La CEE et l'effet de ruine

L'effet de ruine engendré par le socialisme ou le constructivisme ou la République Fromagère, tous termes synonymes, s'alimente à quatre sources principales : les impôts, les réglementations, les décisions arbitraires et la gestion du temps.

Les quatre sources s'entremêlent et se compénétrent. Elles deviennent vite un torrent où plus personne ne peut analyser quoi que ce soit. Autour du torrent, les hommes de l'Etat que je dénomme les Hifis, dénomination reprise par d'autres, ouvrent leurs mains avides et détournent à leur profit des flots d'argent public d'autant plus facilement et d'autant plus largement que le torrent est vaste, désordonné et tumultueux. La recherche permanente de l'enrichissement personnel par les Hifis est l'un des moteurs du socialisme, moteur bien plus puissant que l'idéologie dont les mêmes montrent facilement à l'occasion qu'ils s'en moquent comme de leur première tasse de thé.

Deux faits récents permettent de comprendre ces enchaînements au niveau de l'Europe.

L'histoire des licences téléphoniques de troisième génération, les licences UMTS, donne un raccourci saisissant de la troisième source.

Au départ une décision de Bruxelles : il "fallait" que les Européens rattrapent les Américains et qu'ils soient les premiers à prendre pied dans l'Internet mobile. On reconnaît l'insupportable prétention des fonctionnaires et élus qui décident par la force pour les autres dans une totale incompétence. Ici, ce sont les Hifis européens appelés souvent eurocrates qui ont lancé cette véritable bombe;

Comme il "fallait" aller vite, les licences devaient être attribuées obligatoirement avant fin 2001. Personne ne s'occupait de la suite : investissements gigantesques à réaliser pour la mise en place des nouveaux réseaux alors que les anciens ne sont pas amortis, absence d'appareil récepteur fiable et vraiment opérationnel, incertitude sur la clientèle, sur le contenu, etc.

Ce fut alors les folles enchères que l'on sait avec tous les désordres comptables habituels aux Hifis : en France les plaisantins qui sont aux affaires publiques ont prétendu concourir à la solution des retraites par la vente des licences ! Le tonneau des Danaïdes allait se remplir enfin.

Ce qui devait arriver arriva ; la bourse s'écroula et certaines firmes comme Bouygues se retirèrent de la compétition. Les autres se demandent comment elles vont faire face. Il parait que seul France Télécom en France sortirait indemne de l'aventure. Encore peut-on s'interroger. La firme est étrangement muette sur le lancement de l'emprunt qui devait consolider ses finances bien aventurées.
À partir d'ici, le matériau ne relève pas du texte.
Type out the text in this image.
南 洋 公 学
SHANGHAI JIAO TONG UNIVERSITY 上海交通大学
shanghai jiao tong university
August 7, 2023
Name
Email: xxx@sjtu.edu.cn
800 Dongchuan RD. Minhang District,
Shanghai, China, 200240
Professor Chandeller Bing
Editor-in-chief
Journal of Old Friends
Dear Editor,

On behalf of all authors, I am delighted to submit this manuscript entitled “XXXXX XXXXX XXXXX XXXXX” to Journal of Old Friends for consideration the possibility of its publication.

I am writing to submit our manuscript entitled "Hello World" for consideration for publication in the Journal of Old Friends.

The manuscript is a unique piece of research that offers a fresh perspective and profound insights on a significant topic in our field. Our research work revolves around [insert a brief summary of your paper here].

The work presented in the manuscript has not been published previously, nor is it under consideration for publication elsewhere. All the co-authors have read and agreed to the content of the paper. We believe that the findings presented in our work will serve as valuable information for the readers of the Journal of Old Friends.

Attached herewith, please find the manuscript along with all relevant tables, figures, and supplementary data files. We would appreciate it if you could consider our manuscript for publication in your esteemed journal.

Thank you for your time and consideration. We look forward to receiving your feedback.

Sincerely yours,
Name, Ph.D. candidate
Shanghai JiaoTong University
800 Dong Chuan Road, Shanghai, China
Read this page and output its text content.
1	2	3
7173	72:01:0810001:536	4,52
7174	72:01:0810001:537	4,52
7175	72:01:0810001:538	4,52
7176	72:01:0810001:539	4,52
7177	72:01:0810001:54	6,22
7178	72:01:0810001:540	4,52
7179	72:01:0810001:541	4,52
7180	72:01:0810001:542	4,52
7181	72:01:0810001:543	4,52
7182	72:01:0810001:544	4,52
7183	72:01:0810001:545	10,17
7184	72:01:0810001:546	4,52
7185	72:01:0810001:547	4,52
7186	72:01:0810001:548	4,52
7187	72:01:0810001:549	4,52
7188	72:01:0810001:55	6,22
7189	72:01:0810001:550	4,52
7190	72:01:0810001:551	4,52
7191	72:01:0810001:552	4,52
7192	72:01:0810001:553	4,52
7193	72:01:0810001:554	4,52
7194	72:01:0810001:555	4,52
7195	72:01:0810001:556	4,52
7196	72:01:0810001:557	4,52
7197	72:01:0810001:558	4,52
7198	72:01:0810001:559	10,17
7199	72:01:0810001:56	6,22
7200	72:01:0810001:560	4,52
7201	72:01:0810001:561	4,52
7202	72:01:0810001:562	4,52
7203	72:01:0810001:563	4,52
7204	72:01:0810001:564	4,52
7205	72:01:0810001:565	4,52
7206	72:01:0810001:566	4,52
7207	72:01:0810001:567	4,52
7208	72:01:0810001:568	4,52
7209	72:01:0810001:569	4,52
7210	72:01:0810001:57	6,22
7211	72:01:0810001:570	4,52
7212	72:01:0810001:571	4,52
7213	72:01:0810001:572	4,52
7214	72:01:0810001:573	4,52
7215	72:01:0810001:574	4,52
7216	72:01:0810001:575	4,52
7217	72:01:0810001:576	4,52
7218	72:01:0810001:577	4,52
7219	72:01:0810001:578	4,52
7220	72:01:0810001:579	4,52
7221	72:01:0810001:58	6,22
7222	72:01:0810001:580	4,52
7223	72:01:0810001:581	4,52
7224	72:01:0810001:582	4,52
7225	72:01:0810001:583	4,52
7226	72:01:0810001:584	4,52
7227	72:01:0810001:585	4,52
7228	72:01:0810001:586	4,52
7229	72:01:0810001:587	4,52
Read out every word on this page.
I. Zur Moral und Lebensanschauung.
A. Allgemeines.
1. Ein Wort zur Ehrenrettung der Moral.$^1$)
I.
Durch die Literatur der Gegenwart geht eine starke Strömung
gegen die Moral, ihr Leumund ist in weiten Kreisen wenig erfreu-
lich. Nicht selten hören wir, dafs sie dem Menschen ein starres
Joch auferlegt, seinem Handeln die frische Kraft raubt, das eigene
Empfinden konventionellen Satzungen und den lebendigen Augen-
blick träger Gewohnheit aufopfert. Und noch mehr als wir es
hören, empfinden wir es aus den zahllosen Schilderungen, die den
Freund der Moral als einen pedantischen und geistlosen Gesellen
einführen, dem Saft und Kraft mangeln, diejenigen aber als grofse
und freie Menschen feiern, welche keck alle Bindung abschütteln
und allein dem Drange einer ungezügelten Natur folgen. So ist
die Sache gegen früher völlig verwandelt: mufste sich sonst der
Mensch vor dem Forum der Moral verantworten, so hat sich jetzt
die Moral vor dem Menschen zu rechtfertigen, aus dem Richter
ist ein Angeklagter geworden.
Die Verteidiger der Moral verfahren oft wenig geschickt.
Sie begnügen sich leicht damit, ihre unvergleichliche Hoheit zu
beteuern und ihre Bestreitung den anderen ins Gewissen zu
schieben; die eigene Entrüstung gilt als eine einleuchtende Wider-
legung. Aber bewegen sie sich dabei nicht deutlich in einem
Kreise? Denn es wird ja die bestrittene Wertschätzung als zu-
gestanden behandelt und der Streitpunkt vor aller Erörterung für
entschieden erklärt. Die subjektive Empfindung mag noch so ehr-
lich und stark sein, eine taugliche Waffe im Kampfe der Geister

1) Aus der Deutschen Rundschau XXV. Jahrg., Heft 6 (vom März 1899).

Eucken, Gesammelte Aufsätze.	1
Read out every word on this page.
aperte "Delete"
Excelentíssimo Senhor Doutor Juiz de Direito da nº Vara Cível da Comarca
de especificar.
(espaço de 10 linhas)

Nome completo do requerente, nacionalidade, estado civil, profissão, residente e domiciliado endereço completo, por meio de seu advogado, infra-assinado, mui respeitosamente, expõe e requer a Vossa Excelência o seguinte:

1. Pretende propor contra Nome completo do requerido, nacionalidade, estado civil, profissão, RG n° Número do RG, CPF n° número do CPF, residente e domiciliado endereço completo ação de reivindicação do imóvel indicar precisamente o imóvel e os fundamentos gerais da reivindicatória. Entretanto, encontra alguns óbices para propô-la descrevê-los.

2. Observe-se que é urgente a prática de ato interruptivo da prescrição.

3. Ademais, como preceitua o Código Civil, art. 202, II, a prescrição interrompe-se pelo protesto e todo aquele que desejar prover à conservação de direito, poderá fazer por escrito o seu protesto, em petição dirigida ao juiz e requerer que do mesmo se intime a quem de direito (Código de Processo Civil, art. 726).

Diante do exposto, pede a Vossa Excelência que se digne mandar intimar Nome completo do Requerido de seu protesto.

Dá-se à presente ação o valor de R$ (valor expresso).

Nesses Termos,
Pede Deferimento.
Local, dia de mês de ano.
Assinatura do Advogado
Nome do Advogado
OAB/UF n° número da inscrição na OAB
Qui a pris la décision meurtrière alors qu'il était si simple de laisser le marché régler ces progrès techniques éventuels dont l'intérêt n'est pas discutable ? Est-ce un Hifi de la base voulant affirmer son autorité ? Est-ce un Commissaire européen ? Personne ne le saura jamais, car personne à présent ne s'en vante. Il est sûr que dans le cadre de l'irresponsabilité propre aux affaires étatiques le ou les coupables doivent continuer à s'enrichir dans le torrent impétueux des fonds européens. Le deuxième fait énoncé plus loin donne d'ailleurs un éclairage sur le processus de décision.

Si les remous boursiers actuels conduisent à une vraie récession, ce que personne aujourd'hui ne peut savoir vraiment, la décision arbitraire servira éventuellement de détonateur dans le monde entier.

Mais l'effet de ruine généré par l'Europe s'alimente aussi à une mauvaise gestion du temps, inévitable dans toutes les Républiques Fromagères du monde. Bien sur cet effet de ruine comporte son effet richesse sur les Hifis européens.

Une information récente indique que l'on se plaint dans la bureaucratie européenne de la lenteur des décisions. Il faut en général 30 signatures au moins pour des décisions même mineures. Auparavant il faut recueillir l'avis d'une kyrielle de comités qui examinent le dossier. La moindre décision prend plusieurs mois.

Par exemple, l'hôpital de Gaza, un complexe de 230 lits, a mis dix ans pour être mis en service. Tant pis pour les malades. Bien évidemment nous n'approuvons nullement que l'on prenne de l'argent par la force aux Européens pour bâtir un Hôpital à Gaza. Nous notons seulement le délai ridicule dans la décision.

Que ce soit les décisions arbitraires ou la désastreuse gestion du temps, l'effet de ruine découle logiquement de la construction européenne comme dans toute administration d'esprit socialiste.

Malgré toute propagande, un gouvernement de Libération, qui finira bien par arriver en France et dont on parle de plus en plus, aurait parmi ses objectifs de sortir la France du carcan socialiste européen tout en conservant évidemment le libre échange lequel n'a aucun rapport réel avec la bureaucratie européenne.